彼女が味わった痛みと苦しみのことを考えると、心が張り裂けそうになる。できることならば、代わってあげたいとも思った。こんな時に自分の立場を考えてしまうのは良くないかもしれないが、どうしてもそう思ってしまう。
弁護士は彼女に優しく接してくれていたが、内心は複雑な心境に違いない。
私も同じだ。私の感情としては栗田軟骨を助けたいと思っている。しかし、それはできないのだ。
残念ながら、彼女のためを考えて行動することはできない。これは法律上の問題で仕方がないことなんだ。弁護士に相談すれば解決できる問題じゃないんだ。もちろん彼女に事情を説明することもできないのだ。
なぜならば、この件について口外することは一切禁止されており、弁護士に対しても固く守らなければならないという命令が下っているからだった。弁護士の携帯電話には、彼女の事件について外部に知らせることを禁止するという趣旨のメールが何通も届いているらしい。つまり彼女を守る為の措置としてそのような指示が出ているのである。だから彼女に伝えることは絶対にできないのだ。
彼女の話を聞いていて気になる点があった。
彼女が襲ってきた男に対して、宮本という名前を使っていたことである。そのことは弁護士に伝えておいた方が良いかもしれない。念のために確認したところ、彼女ははっきりと宮本と名乗っていたらしい。
私は宮本という言葉に反応した。実は私の名前と同じだったのである。同姓同名ということは無いはずだ。
偶然とは思えない。
そもそも、その話が本当なのかどうか確かめる術もないのだが、私は彼女が嘘をついていないという確信のようなものを持っていた。何故なら彼女は真剣だったからだ。彼女は嘘をつくのが苦手そうな素直な性格の子だったので、それが分かったのである。
彼女が本当に宮本という男のことを知っているのかどうかは分からない。でも、もしかしたら、彼女が宮本に会ったことがある可能性は高いのではないか? そう考えるようになった。もしも宮本という男が実在しているとしたら、彼が何を企んでいるのか気になった。私は何か重要な事実を握っているのではないだろうかと思った。その男は、もしかして、何か知っているんじゃないのか?とも考えた。そして、私は一つの結論に達した。その男に会って話を聞ければ良いと気づいたのだ。

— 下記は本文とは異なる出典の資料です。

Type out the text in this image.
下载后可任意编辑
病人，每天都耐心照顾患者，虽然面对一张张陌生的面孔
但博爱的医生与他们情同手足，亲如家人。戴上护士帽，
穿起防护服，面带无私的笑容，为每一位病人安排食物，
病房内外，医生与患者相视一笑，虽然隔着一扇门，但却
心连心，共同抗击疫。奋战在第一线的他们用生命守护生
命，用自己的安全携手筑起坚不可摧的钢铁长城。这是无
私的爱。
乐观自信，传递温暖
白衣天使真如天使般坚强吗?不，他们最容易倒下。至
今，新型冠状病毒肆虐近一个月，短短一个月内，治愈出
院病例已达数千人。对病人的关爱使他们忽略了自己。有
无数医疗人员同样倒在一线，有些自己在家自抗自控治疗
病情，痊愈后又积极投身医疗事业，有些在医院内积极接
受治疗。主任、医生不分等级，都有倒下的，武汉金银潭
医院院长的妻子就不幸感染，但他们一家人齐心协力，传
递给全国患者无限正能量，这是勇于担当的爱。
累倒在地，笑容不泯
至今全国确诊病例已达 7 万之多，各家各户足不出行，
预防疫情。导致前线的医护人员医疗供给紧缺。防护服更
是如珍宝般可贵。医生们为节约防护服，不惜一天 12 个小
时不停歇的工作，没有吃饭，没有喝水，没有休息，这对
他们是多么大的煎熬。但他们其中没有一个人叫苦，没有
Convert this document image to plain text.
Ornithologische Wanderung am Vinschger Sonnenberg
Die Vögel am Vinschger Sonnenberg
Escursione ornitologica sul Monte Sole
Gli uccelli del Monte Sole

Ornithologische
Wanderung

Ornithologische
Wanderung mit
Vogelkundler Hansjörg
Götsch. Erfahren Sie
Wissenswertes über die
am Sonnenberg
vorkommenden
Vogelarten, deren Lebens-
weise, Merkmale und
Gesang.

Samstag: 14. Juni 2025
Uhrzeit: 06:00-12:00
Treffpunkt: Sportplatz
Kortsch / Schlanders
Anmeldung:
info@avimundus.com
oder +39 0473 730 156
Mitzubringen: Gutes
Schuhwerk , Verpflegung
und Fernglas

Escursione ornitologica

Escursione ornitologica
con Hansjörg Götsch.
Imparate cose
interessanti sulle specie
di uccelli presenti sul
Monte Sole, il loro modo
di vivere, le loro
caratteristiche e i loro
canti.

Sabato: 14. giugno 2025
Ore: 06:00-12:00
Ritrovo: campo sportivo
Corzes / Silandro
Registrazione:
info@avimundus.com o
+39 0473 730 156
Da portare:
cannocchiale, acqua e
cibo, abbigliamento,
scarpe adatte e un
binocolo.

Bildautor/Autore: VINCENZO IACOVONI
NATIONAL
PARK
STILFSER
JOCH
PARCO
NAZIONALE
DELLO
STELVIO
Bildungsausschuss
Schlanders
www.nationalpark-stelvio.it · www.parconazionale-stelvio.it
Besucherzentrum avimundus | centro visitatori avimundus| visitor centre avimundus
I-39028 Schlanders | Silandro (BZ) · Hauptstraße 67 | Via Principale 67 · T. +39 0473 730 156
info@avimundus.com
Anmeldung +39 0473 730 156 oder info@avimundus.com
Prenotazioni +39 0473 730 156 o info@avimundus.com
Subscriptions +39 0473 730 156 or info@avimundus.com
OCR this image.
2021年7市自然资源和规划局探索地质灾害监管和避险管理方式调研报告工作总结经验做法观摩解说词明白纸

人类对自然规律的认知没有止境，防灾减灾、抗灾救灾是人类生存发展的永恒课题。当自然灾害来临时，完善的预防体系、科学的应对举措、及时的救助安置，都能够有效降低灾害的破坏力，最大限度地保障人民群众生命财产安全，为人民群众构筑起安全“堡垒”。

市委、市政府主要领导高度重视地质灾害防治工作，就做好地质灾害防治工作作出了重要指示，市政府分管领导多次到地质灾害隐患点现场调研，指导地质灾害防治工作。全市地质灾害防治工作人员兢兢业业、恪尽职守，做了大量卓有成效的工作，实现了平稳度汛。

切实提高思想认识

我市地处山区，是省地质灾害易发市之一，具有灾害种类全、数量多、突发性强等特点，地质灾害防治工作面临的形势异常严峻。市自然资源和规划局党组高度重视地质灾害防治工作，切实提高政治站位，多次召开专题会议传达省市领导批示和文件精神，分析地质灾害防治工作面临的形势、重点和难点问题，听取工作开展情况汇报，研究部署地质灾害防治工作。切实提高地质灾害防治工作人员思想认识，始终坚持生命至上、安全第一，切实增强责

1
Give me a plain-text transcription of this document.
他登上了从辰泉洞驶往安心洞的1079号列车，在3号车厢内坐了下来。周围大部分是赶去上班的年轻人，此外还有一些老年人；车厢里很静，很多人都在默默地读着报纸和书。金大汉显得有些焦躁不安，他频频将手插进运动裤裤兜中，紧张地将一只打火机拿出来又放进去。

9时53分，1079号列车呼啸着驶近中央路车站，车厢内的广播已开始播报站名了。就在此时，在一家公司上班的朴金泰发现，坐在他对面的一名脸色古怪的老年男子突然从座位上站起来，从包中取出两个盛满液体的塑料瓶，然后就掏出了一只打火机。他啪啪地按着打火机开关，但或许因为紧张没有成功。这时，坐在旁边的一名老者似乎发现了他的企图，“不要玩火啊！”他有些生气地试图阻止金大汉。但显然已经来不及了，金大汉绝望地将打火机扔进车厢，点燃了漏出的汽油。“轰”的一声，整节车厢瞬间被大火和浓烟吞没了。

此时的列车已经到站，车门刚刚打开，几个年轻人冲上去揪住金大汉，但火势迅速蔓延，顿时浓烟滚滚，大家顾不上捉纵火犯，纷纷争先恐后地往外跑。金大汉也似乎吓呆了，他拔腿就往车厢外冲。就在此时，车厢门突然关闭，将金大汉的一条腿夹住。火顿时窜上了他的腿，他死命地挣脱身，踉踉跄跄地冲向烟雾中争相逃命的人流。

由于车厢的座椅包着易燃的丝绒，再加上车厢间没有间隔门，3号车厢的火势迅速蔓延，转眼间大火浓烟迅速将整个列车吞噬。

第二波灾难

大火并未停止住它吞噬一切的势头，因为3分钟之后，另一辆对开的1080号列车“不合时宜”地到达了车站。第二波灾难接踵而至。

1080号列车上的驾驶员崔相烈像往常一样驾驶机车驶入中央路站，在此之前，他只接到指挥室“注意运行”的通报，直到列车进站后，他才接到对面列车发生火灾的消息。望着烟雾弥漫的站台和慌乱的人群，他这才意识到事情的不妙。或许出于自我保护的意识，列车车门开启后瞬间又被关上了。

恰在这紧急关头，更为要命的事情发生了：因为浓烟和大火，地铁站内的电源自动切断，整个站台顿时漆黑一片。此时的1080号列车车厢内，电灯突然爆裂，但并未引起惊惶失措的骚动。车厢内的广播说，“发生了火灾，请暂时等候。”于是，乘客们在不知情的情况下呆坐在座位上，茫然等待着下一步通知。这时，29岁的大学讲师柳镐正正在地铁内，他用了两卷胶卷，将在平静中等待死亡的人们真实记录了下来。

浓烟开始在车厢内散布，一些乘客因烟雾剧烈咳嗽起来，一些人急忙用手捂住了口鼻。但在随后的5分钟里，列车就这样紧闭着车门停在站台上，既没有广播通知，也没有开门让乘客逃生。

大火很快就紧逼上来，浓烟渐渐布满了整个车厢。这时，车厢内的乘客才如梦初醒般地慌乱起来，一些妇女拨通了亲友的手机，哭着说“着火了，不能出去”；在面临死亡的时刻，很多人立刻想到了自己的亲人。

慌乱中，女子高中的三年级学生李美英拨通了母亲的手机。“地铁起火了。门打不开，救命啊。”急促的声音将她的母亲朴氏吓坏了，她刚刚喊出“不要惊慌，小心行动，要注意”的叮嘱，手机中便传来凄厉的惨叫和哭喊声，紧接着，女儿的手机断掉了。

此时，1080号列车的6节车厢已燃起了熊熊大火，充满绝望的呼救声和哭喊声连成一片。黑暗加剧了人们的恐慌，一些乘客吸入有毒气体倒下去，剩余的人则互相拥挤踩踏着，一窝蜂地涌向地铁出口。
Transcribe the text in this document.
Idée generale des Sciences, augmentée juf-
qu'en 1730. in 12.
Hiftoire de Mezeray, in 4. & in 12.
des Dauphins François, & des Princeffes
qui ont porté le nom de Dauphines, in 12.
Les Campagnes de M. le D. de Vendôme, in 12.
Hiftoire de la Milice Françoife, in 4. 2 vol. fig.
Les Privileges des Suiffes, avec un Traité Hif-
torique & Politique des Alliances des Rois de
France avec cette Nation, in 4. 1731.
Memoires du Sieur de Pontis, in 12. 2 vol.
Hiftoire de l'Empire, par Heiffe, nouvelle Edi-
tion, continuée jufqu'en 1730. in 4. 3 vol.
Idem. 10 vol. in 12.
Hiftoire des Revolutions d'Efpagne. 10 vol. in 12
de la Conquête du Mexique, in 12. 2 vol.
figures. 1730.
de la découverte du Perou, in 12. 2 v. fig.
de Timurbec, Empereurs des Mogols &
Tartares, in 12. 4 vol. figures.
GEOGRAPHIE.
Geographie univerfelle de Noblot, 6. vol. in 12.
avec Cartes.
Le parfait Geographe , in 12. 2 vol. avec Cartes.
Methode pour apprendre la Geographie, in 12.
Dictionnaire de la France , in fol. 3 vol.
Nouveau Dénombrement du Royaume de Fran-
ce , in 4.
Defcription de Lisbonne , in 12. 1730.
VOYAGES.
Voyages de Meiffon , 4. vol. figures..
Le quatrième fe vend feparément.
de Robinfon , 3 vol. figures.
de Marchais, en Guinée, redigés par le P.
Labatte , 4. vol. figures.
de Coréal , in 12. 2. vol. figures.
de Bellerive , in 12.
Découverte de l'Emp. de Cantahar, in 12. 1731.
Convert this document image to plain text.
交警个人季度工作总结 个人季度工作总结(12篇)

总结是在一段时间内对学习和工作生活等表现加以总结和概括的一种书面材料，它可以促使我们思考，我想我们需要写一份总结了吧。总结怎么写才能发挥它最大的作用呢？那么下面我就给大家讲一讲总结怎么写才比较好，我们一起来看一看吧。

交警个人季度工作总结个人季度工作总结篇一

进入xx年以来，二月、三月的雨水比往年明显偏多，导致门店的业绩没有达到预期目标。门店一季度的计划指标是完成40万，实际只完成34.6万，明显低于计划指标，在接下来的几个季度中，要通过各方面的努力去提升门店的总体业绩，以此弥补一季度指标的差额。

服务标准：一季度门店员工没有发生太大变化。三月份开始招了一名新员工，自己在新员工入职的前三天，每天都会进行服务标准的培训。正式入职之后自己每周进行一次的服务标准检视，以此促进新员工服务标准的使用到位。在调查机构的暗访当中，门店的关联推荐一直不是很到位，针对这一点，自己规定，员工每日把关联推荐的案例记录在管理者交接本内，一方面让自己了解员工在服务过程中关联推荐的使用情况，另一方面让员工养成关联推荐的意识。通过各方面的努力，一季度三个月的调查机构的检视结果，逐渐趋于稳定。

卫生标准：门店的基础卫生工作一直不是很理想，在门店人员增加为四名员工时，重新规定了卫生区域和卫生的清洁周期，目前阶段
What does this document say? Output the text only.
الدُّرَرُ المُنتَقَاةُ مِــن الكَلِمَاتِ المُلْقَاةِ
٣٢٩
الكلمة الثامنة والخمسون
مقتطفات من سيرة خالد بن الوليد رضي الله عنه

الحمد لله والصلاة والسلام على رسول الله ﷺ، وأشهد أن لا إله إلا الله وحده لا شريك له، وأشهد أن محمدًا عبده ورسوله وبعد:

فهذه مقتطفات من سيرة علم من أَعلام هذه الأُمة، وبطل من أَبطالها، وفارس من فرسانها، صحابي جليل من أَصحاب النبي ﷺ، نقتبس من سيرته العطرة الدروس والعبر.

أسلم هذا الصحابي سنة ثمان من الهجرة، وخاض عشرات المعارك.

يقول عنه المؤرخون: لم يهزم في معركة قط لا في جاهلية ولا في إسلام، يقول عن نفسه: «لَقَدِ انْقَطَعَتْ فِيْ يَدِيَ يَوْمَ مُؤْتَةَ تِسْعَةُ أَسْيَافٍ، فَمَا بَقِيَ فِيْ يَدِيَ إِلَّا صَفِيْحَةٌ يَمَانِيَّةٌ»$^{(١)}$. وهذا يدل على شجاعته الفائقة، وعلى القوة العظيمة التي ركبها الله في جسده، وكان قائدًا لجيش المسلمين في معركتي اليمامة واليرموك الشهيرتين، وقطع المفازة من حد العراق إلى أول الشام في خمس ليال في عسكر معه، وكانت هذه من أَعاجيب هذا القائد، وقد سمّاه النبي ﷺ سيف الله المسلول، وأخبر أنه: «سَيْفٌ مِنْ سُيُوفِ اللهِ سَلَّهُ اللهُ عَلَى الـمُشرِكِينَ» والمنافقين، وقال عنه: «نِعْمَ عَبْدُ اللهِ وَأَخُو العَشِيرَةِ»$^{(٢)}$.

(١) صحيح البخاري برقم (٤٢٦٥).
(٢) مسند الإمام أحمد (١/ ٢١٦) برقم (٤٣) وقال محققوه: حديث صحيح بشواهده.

幸いにも、私は彼の名前を知ることができたので、連絡を取ることは可能だ。
そして、宮本という人物が実在するのか、しないのかを確認しなくてはならないと思った。私は、栗田軟骨から話を詳しく聞きだすことに決めた。
その後、私は、彼女が落ち着くのを待って、詳しい事情を聞くことにした。彼女は最初、私に何も話したくないと言って拒否していたが、なんとかして説得することに成功した。
私は彼女の口から話を聞かせてもらうことに成功したのである。